1from abc import ABC, abstractmethod
2from pyspark.sql import DataFrame
3from pyspark.sql import functions as F
4import logging
5
6class DataPipelineTemplate(ABC):
7 """Template class for data pipeline workflows."""
8
9 def run_pipeline(self, input_data: DataFrame) -> DataFrame:
10 """Template method that fixes the order of pipeline stages."""
11 try:
12 validated_data = self.validate_input(input_data)
13 preprocessed_data = self.preprocess_data(validated_data)
14 processed_data = self.apply_business_logic(preprocessed_data)
15 postprocessed_data = self.postprocess_data(processed_data)
16 final_data = self.validate_output(postprocessed_data)
17 self.log_results(final_data)
18 return final_data
19 except Exception as e:
20 self.handle_error(e)
21 raise
22
23 @abstractmethod
24 def validate_input(self, data: DataFrame) -> DataFrame: ...
25
26 @abstractmethod
27 def preprocess_data(self, data: DataFrame) -> DataFrame: ...
28
29 @abstractmethod
30 def apply_business_logic(self, data: DataFrame) -> DataFrame: ...
31
32 @abstractmethod
33 def postprocess_data(self, data: DataFrame) -> DataFrame: ...
34
35 @abstractmethod
36 def validate_output(self, data: DataFrame) -> DataFrame: ...
37
38 def log_results(self, data: DataFrame):
39 logging.info(f"Pipeline completed. Output rows: {data.count()}")
40
41 def handle_error(self, error: Exception):
42 logging.error(f"Pipeline failed: {error}")
43
44class SalesDataPipeline(DataPipelineTemplate):
45 """Concrete implementation for sales data."""
46
47 REQUIRED_COLUMNS = ["sale_id", "product_id", "amount", "date"]
48
49 def validate_input(self, data: DataFrame) -> DataFrame:
50 missing = [c for c in self.REQUIRED_COLUMNS if c not in data.columns]
51 if missing:
52 raise ValueError(f"Missing required columns: {missing}")
53 return data
54
55 def preprocess_data(self, data: DataFrame) -> DataFrame:
56 return (
57 data.dropDuplicates(["sale_id"])
58 .withColumn("date", F.to_date("date"))

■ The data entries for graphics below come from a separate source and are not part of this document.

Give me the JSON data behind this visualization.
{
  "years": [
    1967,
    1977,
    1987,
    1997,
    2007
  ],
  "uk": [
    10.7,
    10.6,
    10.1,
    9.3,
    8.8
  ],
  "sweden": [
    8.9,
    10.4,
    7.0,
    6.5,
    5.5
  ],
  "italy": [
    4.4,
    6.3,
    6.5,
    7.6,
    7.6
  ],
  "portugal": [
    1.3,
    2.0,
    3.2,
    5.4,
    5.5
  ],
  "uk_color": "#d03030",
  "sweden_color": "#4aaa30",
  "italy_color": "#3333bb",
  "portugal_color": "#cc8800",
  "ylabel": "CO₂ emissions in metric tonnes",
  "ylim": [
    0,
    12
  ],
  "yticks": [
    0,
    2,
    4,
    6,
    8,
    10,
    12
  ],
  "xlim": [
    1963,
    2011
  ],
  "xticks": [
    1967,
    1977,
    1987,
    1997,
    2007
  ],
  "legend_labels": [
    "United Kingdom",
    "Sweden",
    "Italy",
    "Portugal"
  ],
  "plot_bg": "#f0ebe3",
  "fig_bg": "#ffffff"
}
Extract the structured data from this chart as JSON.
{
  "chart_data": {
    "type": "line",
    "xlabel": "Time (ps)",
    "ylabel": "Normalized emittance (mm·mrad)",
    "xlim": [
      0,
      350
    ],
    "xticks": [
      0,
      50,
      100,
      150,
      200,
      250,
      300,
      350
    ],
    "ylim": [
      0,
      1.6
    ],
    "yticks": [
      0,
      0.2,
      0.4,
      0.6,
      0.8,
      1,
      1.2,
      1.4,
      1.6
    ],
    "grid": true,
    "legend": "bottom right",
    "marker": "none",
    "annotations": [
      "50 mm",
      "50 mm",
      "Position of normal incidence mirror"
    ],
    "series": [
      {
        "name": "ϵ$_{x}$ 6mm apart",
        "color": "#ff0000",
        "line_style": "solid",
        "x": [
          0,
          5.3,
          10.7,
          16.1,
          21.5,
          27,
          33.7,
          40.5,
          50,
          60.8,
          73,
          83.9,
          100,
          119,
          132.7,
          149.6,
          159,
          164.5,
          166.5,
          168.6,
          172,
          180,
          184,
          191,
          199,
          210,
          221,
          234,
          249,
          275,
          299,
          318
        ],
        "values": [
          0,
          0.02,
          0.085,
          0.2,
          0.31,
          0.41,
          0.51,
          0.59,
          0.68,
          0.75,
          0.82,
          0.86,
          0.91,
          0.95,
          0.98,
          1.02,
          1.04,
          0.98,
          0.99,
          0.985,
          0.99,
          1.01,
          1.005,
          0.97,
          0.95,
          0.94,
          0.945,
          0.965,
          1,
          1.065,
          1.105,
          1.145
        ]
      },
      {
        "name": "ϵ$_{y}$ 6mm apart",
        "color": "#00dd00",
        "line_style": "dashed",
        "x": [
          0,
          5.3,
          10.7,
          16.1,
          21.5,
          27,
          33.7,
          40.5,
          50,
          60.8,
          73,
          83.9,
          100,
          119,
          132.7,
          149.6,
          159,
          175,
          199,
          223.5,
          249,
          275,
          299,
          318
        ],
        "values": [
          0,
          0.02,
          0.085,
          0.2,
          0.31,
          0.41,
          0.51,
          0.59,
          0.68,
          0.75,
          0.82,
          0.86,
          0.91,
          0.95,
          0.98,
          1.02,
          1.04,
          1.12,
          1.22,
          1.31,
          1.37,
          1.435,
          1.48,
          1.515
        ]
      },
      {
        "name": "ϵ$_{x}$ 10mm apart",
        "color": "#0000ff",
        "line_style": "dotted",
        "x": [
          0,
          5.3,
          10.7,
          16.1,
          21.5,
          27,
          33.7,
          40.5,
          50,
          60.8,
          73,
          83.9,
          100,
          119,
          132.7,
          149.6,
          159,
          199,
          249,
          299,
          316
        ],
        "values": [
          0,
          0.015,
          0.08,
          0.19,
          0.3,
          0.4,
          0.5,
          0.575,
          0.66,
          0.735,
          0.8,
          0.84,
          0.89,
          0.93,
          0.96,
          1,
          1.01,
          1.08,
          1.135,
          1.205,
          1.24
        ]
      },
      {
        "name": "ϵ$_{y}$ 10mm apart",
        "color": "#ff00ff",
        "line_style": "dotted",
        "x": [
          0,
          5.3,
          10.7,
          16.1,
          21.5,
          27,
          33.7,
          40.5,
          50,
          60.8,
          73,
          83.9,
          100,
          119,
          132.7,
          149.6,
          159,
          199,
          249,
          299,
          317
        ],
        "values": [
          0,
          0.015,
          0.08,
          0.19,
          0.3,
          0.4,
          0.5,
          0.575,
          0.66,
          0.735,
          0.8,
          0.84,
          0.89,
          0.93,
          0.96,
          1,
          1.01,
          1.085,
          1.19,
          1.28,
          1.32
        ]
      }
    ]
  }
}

59 .withColumn("year", F.year("date"))
60 .withColumn("month", F.month("date"))
61 )
62
63 def apply_business_logic(self, data: DataFrame) -> DataFrame:
64 daily = data.groupBy("date").agg(
65 F.sum("amount").alias("daily_total"),
66 F.count("*").alias("daily_transactions"),
67 )
68 return data.join(daily, "date", "left")
69
70 def postprocess_data(self, data: DataFrame) -> DataFrame:
71 return data.withColumn("amount", F.round("amount", 2))
72
73 def validate_output(self, data: DataFrame) -> DataFrame:
74 negative = data.filter(F.col("amount") < 0).count()
75 if negative > 0:
76 logging.warning(f"Found {negative} rows with negative amounts")
77 return data
78
79# Usage
80sales_pipeline = SalesDataPipeline()
81result = sales_pipeline.run_pipeline(sales_df)

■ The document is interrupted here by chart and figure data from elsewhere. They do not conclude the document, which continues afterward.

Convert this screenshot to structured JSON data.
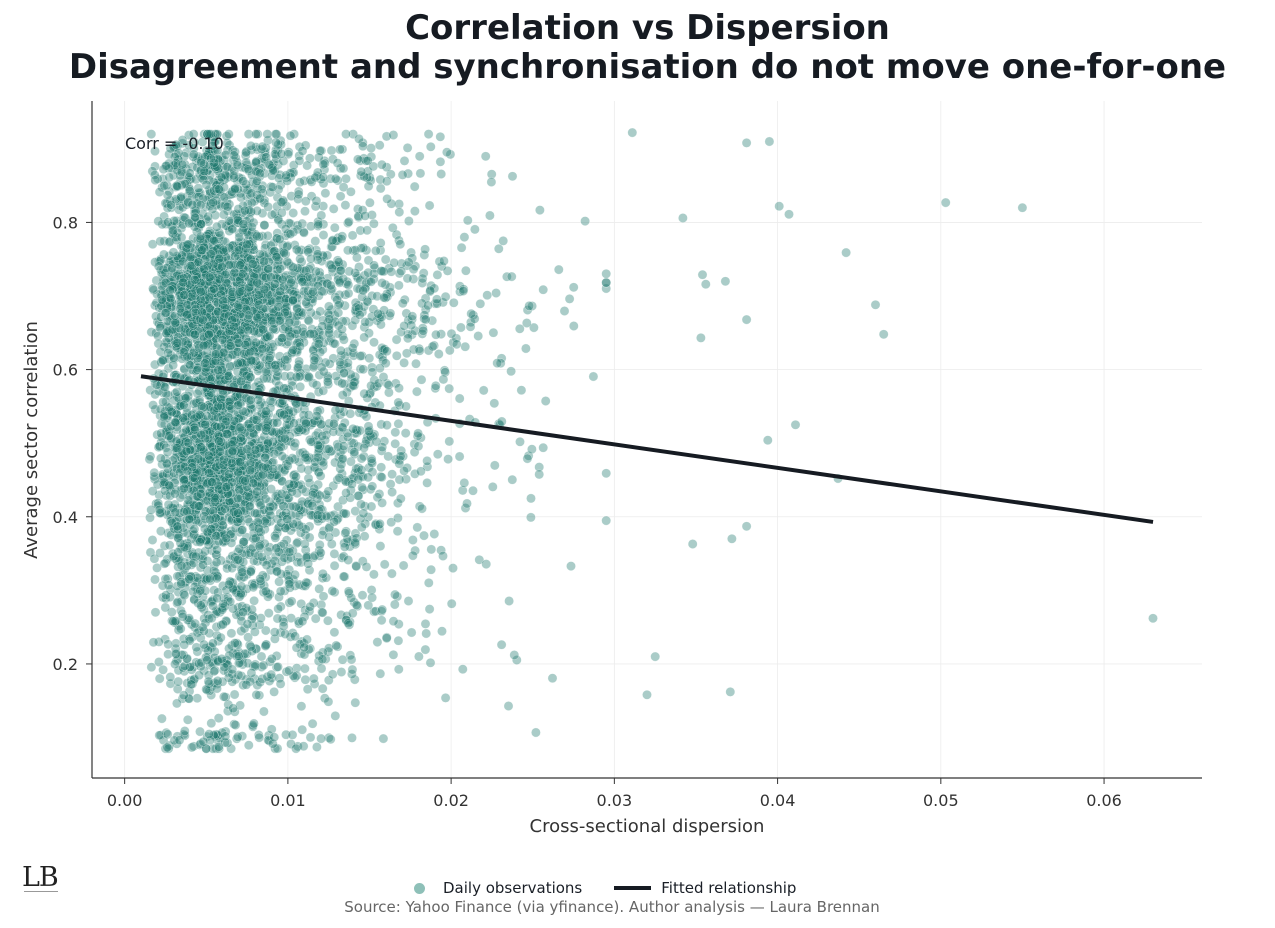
{
  "chart_data": {
    "type": "scatter",
    "title": "Correlation vs Dispersion",
    "subtitle": "Disagreement and synchronisation do not move one-for-one",
    "xlabel": "Cross-sectional dispersion",
    "ylabel": "Average sector correlation",
    "xlim": [
      -0.002,
      0.066
    ],
    "ylim": [
      0.045,
      0.965
    ],
    "xticks": [
      0.0,
      0.01,
      0.02,
      0.03,
      0.04,
      0.05,
      0.06
    ],
    "xtick_labels": [
      "0.00",
      "0.01",
      "0.02",
      "0.03",
      "0.04",
      "0.05",
      "0.06"
    ],
    "yticks": [
      0.2,
      0.4,
      0.6,
      0.8
    ],
    "ytick_labels": [
      "0.2",
      "0.4",
      "0.6",
      "0.8"
    ],
    "grid": true,
    "annotation": "Corr = -0.10",
    "series": [
      {
        "name": "Daily observations",
        "kind": "scatter",
        "color": "#1f7a6e",
        "approx_count": 5200,
        "x_range": [
          0.001,
          0.063
        ],
        "y_range": [
          0.085,
          0.92
        ],
        "outliers": [
          {
            "x": 0.0503,
            "y": 0.827
          },
          {
            "x": 0.055,
            "y": 0.82
          },
          {
            "x": 0.063,
            "y": 0.262
          },
          {
            "x": 0.0442,
            "y": 0.759
          },
          {
            "x": 0.0465,
            "y": 0.648
          },
          {
            "x": 0.046,
            "y": 0.688
          },
          {
            "x": 0.0411,
            "y": 0.525
          },
          {
            "x": 0.0394,
            "y": 0.504
          },
          {
            "x": 0.0437,
            "y": 0.452
          },
          {
            "x": 0.0401,
            "y": 0.822
          },
          {
            "x": 0.0407,
            "y": 0.811
          },
          {
            "x": 0.0381,
            "y": 0.908
          },
          {
            "x": 0.0395,
            "y": 0.91
          },
          {
            "x": 0.0371,
            "y": 0.162
          },
          {
            "x": 0.0381,
            "y": 0.387
          },
          {
            "x": 0.0372,
            "y": 0.37
          },
          {
            "x": 0.0381,
            "y": 0.668
          },
          {
            "x": 0.0354,
            "y": 0.729
          },
          {
            "x": 0.0356,
            "y": 0.716
          },
          {
            "x": 0.0353,
            "y": 0.643
          },
          {
            "x": 0.0368,
            "y": 0.72
          },
          {
            "x": 0.0311,
            "y": 0.922
          },
          {
            "x": 0.0325,
            "y": 0.21
          },
          {
            "x": 0.032,
            "y": 0.158
          },
          {
            "x": 0.0348,
            "y": 0.363
          },
          {
            "x": 0.0342,
            "y": 0.806
          }
        ]
      },
      {
        "name": "Fitted relationship",
        "kind": "line",
        "color": "#161b22",
        "x": [
          0.001,
          0.063
        ],
        "y": [
          0.591,
          0.393
        ]
      }
    ]
  },
  "legend": {
    "scatter_label": "Daily observations",
    "line_label": "Fitted relationship"
  },
  "footer": {
    "source": "Source: Yahoo Finance (via yfinance). Author analysis — Laura Brennan",
    "logo": "LB"
  }
}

The base class fixes the stage order and the error-handling shape; every subclass only has to fill in what each stage means for its domain. Adding a second subclass (say LogDataPipeline) reuses the whole scaffold for free.
When to use it: any time you have several pipeline variants that share a common shape and differ only in the content of each stage.
Summary
Strategy, decorator, and template method each solve a different problem: runtime algorithm swap, orthogonal concerns, and shared skeletons. Combined with the five basic patterns, they cover most of the structural shapes you’ll reach for in a production pipeline. Start simple; only reach for an advanced pattern when the basic one stops fitting.